I assume your example isn’t being streamed in chunks so that’s why it works?

I cant comment on your examples I am afraid, but in the case at hand the chunk methods only apply to the current chunk.

Are you sure you are working with chunks? If you are not, remove() would certainly remove everything.

Yes, .replace() only replaces that individual chunk of text. To deal with the split-chunk problem you’ll need to both buffer and remove the text chunks as you see them, until you see text.lastInTextNode === true. At that point, run the replacement code on the entire buffer, replace the last text chunk, and reset the buffer. (This is essentially the same as what @sandro suggested.)

Something like this should do the trick:

let handler = {
  text(text) {
    buffer += text.text

    if (text.lastInTextNode) {
      // We're done with this text node -- search and replace and reset.
      text.replace(buffer.replace(pattern, replacement))
      buffer = ''
    } else {
      // This wasn't the last text chunk, and we don't know if this chunk
      // will participate in a match. We must remove it so the client
      // doesn't see it.
      text.remove()
    }
  }
}

let response = new HTMLRewriter()
    .on("*", handler)
    .transform(response)

Something to keep in mind is that this will be defeated by opening elements:

<p>some.domain.to<strong>replace</strong></p>

This situation would be much more difficult to handle generically.

Harris

2 Likes

@ahmed2, what you describe is not the intended behavior, nor what I see in my own tests. Could you post a self-contained example?

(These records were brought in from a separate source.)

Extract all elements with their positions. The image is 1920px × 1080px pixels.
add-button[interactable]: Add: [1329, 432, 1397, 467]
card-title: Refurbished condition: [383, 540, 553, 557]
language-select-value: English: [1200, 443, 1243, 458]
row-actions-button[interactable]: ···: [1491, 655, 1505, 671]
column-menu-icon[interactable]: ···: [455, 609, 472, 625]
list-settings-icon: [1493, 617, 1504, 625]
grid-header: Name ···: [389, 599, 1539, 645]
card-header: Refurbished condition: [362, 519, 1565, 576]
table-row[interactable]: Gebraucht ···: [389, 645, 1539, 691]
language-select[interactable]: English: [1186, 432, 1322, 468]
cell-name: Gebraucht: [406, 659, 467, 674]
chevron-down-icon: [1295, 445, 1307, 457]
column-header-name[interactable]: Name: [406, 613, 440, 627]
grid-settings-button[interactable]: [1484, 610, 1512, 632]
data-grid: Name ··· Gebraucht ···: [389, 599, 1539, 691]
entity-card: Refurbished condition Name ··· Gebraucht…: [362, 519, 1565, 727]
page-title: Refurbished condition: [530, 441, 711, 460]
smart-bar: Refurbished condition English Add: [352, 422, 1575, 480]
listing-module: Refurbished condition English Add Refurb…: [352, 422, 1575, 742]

Note that if you were to call .remove() on an element (not a text chunk), then it would have the described effect.

1 Like

That makes a lot of sense, thanks harris!

Thanks for the explanation and example, @harris. I reworked my code based on your example and now I get the results I want. I must’ve made a mistake in my regex matching or something similar and misattributed the strange behavior to the HTMLRewriter.

On that note, can you answer the following:

  1. Individual text chunks are streamed to the client, right?

  2. Is there any way to buffer the response to the client until the HTMLRewriter encounters a specific tagName and then start streaming? I’m trying to parse some content in the head and add it to the response header before streaming (Non-streaming HTMLRewriter response?)?

Hi @ahmed2,

Assuming the response returned from HTMLRewriter.transform() is being streamed to the client, then yes. More pedantically, once the JS handler is done with the chunk, the (possibly modified) text chunk is enqueued to be read from the transformed response body. It will wait for something to read it, either the script itself via something like Response.arrayBuffer(), a ReadableStream reader, or by passively streaming back to the client via event.respondWith(). Further chunks will not be read and parsed until the already-processed chunk has been consumed, to minimize instantaneous memory usage.

Good question – I’ll respond in that thread.